Warming is 3 times as likely as cooling and the trend since 1998 isn't statistically different from the warming trend since 1970. And since the fastest heating has been in the Arctic which isn't reported here, we also know that the trend calculated since 1998 is lower than the global trend (Folland et al., 2013).

Global warming carries on, it's just that temporary wind patterns seem to be hiding part of it in the oceans recently (Balmaseda et al., 2013).


Figure 5: Heat content of the oceans measured down to 2000 metres depth.

Warming continues and 97% of climate scientists think that most of it is man-made (Cook et al., 2013). One of the 'fingerprints' of man-made global warming is that part of the upper atmosphere called the stratosphere is cooling. Partly because of the thinning ozone layer, which normally absorbs sunlight and turns it into heat, but part of it is a temporary trapping of heat lower down in the atmosphere by man-made greenhouse gases (Ramaswamy et al., 2006). The NOAA report points out that the 2012 data confirm the stratospheric cooling trend, a fingerprint of man-made global warming.

CNS News recently ran a story based partly on a blogger whose opinion was different from the scientists who wrote the report. Unfortunately, this difference was not because of new research with exciting results, but from repeating common mistakes.

The article is convinced that the data show a cooling trend, and the first step in this is to pick the start date to be a big El Niño: 1998 of course. If you pick enough short term trends like this, you can convince yourself that no warming ever happened!

Figure 6: The Escalator shows how, by picking your times carefully, you can make global warming disappear into lots of periods of no warming. The warming is hidden in the 'steps', and this is what happens when people choose 1998, a warm El Nino year, as their start point.

The next choice was to use the old version of the data, HadCRUT3, which missed lots of measurements in the fastest warming areas such as Siberia. If you choose to ignore the data from the fastest warming areas, then you can calculate a cooling trend. Then in order to think that this calculated value is important, you have to ignore the statistical range that shows that the chance of the cooling trend being real doesn't pass textbook standard tests.

Next, the article reports on stratospheric cooling without and doesn't mention that this is a fingerprint of man-made global warming: the chance to report that something is cooling seems to be more important.

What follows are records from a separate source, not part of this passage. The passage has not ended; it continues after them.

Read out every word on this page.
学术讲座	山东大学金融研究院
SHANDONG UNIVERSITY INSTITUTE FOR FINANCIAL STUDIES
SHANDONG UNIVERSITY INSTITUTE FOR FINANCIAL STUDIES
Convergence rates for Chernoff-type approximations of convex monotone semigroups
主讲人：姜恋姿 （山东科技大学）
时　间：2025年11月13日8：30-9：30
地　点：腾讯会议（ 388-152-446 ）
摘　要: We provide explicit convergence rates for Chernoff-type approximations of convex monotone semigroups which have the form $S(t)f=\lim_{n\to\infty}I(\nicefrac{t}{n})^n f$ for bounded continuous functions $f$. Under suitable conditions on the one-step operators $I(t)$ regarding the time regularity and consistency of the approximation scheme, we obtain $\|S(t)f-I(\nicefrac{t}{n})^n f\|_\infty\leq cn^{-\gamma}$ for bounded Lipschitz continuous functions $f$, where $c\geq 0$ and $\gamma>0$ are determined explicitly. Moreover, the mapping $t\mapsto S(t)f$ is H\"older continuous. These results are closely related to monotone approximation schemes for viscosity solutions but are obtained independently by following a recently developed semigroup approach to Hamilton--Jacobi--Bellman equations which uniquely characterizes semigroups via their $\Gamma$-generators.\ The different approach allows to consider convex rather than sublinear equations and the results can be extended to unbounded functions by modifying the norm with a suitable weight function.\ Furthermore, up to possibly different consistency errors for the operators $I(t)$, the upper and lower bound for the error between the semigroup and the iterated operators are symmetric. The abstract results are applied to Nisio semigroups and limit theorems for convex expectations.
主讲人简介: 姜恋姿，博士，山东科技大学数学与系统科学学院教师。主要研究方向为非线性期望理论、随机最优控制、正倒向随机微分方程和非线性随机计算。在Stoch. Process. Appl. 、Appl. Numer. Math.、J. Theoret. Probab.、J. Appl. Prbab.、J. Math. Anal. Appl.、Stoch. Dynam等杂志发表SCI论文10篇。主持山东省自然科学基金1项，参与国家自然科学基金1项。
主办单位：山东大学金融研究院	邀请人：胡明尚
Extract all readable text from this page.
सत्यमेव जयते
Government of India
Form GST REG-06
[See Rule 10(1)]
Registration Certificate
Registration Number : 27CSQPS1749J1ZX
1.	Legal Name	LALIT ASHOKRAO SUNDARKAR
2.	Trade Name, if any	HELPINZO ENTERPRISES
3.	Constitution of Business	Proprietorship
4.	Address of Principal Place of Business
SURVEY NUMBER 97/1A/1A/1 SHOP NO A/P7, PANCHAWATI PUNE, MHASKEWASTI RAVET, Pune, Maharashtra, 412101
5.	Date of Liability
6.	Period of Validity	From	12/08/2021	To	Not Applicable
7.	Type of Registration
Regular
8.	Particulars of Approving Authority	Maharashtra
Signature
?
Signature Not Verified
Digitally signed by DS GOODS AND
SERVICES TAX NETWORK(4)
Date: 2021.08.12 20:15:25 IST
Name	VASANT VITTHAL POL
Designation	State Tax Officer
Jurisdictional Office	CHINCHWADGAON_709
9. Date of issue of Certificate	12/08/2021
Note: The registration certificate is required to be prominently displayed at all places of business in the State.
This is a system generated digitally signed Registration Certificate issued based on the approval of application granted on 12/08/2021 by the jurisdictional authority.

Finally, the news article completely ignores the oceans heating at a rate of 4 Hiroshima nukes per second and, combined with ignoring the fastest warming areas of Earth's surface and poor statistics confidently concludes that 'Earth has stopped warming'. A lot of writers come to similar conclusions but scientists disagree because they tend to use as much data as possible, and apply statistics to check their results.